Whereas some

of these values will be determined upon first blood donation only, others will be measured repeatedly in appropriate HSP signaling pathway time frames in order to phenotype “physiological” stress resulting from repeated blood donations over time. Detection of genetic donor polymorphism will focus on SNPs. Focusing in on “tagSNPS”, which are representative for haplotypic blocks of genes, allows the identification of genetic variation without genotyping every SNP in a chromosomal region [102] and [103]. However, dependent on the number of haplotype blocks per gene, which is roughly influenced by its length in base pairs, single SNPs up to several SNPs of potential influence on iron metabolism may be identified for every single gene involved [62] and [101]. This enlarged candidate gene approach is in contrast to GWAS, which scans the entire genome for common genetic variation.
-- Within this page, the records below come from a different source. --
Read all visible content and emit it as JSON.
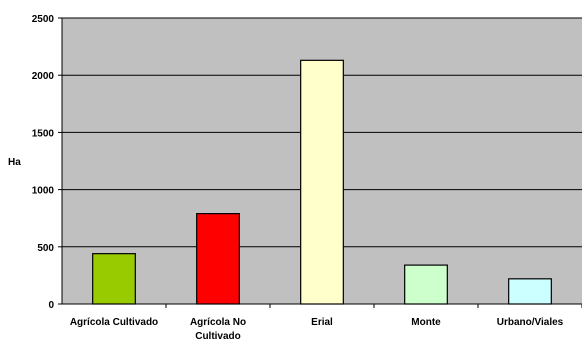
{
  "chart_data": {
    "type": "bar",
    "title": "",
    "xlabel": "",
    "ylabel": "Ha",
    "ylim": [
      0,
      2500
    ],
    "yticks": [
      0,
      500,
      1000,
      1500,
      2000,
      2500
    ],
    "grid": true,
    "categories": [
      [
        "Agrícola Cultivado"
      ],
      [
        "Agrícola No",
        "Cultivado"
      ],
      [
        "Erial"
      ],
      [
        "Monte"
      ],
      [
        "Urbano/Viales"
      ]
    ],
    "values": [
      440,
      790,
      2130,
      340,
      220
    ],
    "colors": [
      "#99cc00",
      "#ff0000",
      "#ffffcc",
      "#ccffcc",
      "#ccffff"
    ],
    "plot_background": "#c0c0c0",
    "gridline_color": "#000000"
  }
}
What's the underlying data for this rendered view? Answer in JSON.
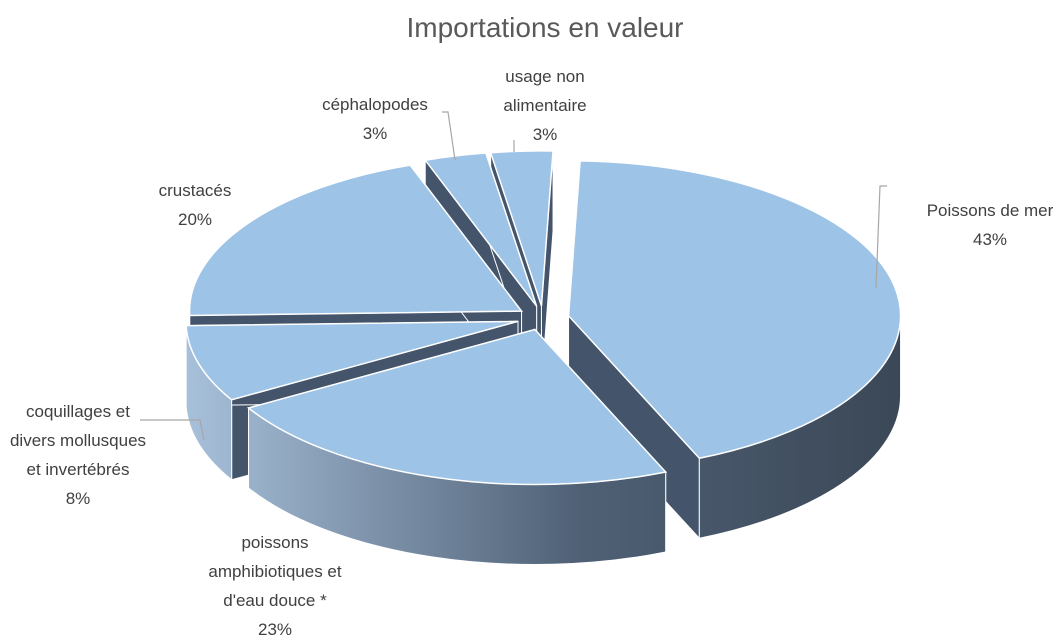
{
  "chart_data": {
    "type": "pie3d",
    "title": "Importations en valeur",
    "categories": [
      "Poissons de mer",
      "poissons amphibiotiques et d'eau douce *",
      "coquillages et divers mollusques et invertébrés",
      "crustacés",
      "céphalopodes",
      "usage non alimentaire"
    ],
    "values": [
      43,
      23,
      8,
      20,
      3,
      3
    ],
    "value_labels": [
      "43%",
      "23%",
      "8%",
      "20%",
      "3%",
      "3%"
    ],
    "color": "#9dc3e6",
    "side_color": "#44546a"
  }
}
The rationale behind specifically focusing on allelic variation, is that this approach is better suited for detecting genes underlying common and BYL719 concentration more complex diseases where the risk associated with any given candidate gene is relatively small [104], [105] and [106]. This approach usually uses the case–control study design. Switching to numbers, a reasonable

study protocol for a “global” approach to iron metabolism may involve 20 to 30 genes with an average of 5–10 SNPs per gene as detailed earlier, and may collect pheno- and genotype data of some 12,000–18,000 well selected blood donors considering the cohorts’ sex ratio, these and percentages of pre-/postmenopausal women, first time donors, and depleting and nondepleting long term donors [62] and [101].

This means, that with respect to the genetic analysis alone, 1.2 to 5.4 million SNPs would await their detection. Technically, several platforms allow for such projects, of which only matrix-assisted laser desorption/ionization, time-of-flight mass spectrometry (MALDI-TOF MS) will be discussed here. MALDI-TOF MS was initially introduced in proteomics applications, while the full potential for DNA analysis was demonstrated in 1995 [107]. Optimized for the detection of nucleic acids the MALDI-TOF MS (MassARRAY, Sequenom, San Diego, USA) system is currently applied for SNP genotyping (including insertions and deletions), somatic mutation screening, quantitative gene expression and copy number variation analysis, and DNA methylation detection [108], [109], [110], [111] and [112]. The platform supports multiplexed reactions up to a plex level of 40 + assays (SNPs) per reaction, acquires and interprets data quickly, gives a quantitative output and is highly sensitive [113]. MALDI-TOF MS SNP genotyping is accurate, highly automatable and fast, with a capacity of up to 150,000 SNPs per day [113] and [114]. Currently, data interpretation seems to be biggest task for the “global” genomic approach of iron metabolism.